At 18 feet long, the oarfish was too big for her to lift alone, even underwater — and it took 15 people to handle it on land (CIMI says it could weigh as much as 300 pounds). Yet for an oarfish, the largest of all bony fish, 18 feet is pretty shrimpy; they can grow to over 50 feet,according to NOAA.
Still, an 18-foot fish makes for a great story, and the find has been making its way around the Internet on news sites, Facebook and Twitter. Fear has been a primary theme: "This is my nightmare!" wrote one Twitter user; "This is the most terrifying animal you could ever come across while swimming in the ocean. EVER," wrote another; "Welp, we're never going in the water again," said a third.
Kent Woods, CIMI's marketing director, said the office is flooded with inquiries.
Very little is known about oarfish, since it seems to spend most of its time hundreds of feet below the surface.
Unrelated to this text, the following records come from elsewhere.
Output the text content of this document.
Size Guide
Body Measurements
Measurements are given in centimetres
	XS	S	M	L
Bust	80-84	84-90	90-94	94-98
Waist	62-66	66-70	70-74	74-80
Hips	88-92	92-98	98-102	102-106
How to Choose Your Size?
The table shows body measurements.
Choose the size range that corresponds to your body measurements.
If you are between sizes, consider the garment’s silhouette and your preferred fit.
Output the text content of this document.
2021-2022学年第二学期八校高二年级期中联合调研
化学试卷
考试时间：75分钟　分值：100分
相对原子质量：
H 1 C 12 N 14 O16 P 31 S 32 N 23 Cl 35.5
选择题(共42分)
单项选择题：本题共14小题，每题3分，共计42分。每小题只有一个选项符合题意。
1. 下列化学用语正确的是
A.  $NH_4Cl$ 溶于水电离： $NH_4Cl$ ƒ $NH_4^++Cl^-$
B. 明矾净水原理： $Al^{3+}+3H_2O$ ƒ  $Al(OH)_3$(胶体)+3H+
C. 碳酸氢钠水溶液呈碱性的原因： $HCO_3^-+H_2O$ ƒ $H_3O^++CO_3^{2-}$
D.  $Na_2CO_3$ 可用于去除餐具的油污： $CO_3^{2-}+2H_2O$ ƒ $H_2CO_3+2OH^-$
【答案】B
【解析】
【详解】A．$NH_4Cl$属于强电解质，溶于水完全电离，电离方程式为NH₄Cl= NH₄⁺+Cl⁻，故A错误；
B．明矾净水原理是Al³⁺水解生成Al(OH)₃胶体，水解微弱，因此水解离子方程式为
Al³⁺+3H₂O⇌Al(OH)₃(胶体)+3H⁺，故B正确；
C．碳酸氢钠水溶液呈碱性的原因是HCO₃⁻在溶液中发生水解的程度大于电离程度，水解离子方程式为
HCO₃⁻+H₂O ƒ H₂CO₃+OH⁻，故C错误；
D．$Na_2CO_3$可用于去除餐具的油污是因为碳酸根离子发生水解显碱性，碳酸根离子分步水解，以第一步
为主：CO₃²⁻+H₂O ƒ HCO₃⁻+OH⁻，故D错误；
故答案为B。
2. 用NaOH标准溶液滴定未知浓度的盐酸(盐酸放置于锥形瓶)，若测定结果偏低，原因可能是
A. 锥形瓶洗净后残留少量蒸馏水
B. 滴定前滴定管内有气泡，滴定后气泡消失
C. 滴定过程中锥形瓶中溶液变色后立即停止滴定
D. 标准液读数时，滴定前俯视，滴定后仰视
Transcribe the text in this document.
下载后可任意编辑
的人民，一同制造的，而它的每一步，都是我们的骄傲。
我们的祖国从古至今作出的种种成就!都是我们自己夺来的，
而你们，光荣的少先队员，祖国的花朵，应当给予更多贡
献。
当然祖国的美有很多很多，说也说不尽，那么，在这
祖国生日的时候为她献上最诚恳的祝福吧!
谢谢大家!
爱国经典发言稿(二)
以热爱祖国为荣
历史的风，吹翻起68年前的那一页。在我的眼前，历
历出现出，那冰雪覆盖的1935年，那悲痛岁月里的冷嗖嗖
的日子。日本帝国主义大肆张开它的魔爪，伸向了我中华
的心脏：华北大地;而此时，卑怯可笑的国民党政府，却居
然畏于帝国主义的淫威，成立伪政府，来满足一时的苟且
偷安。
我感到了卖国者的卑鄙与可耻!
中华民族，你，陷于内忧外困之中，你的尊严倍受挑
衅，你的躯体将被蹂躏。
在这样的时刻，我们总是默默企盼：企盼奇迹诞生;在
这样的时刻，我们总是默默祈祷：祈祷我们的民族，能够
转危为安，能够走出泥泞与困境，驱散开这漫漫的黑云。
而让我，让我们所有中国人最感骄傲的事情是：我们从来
They're rarely found dead or alive, but in 2011, an undersea rover from Louisiana State University captured the elusive creature in its home territory, around 360 feet down:
Their great size and rarity have contributed to the opinion that they may be one of the creatures described as sea monsters or serpents by early sailors, to whom these exotic deep-dwelling oceanic animals would be novel and likely quite terrifying. Other animals implicated in the legends are unfamiliar whales, frilled sharks, and giant squid.
As for Santana's find, which appears to have died naturally and washed into the bay, CIMI is keeping the fish on ice while they figure out how to get the maximum scientific value out of it:
"We have a fairly well-known biologist we're trying to call out to do a dissection of the fish," Woods told NBC News in a phone interview, referring to Milton Love of UC Santa Barbara. After that, it'll join the Institute's already impressive roster of skeletons.
"The plan is to bury the fish, and little critters will eat the meat but not the bones," continued Woods. The bones would then be excavated, cleaned, and mounted for visitors to admire.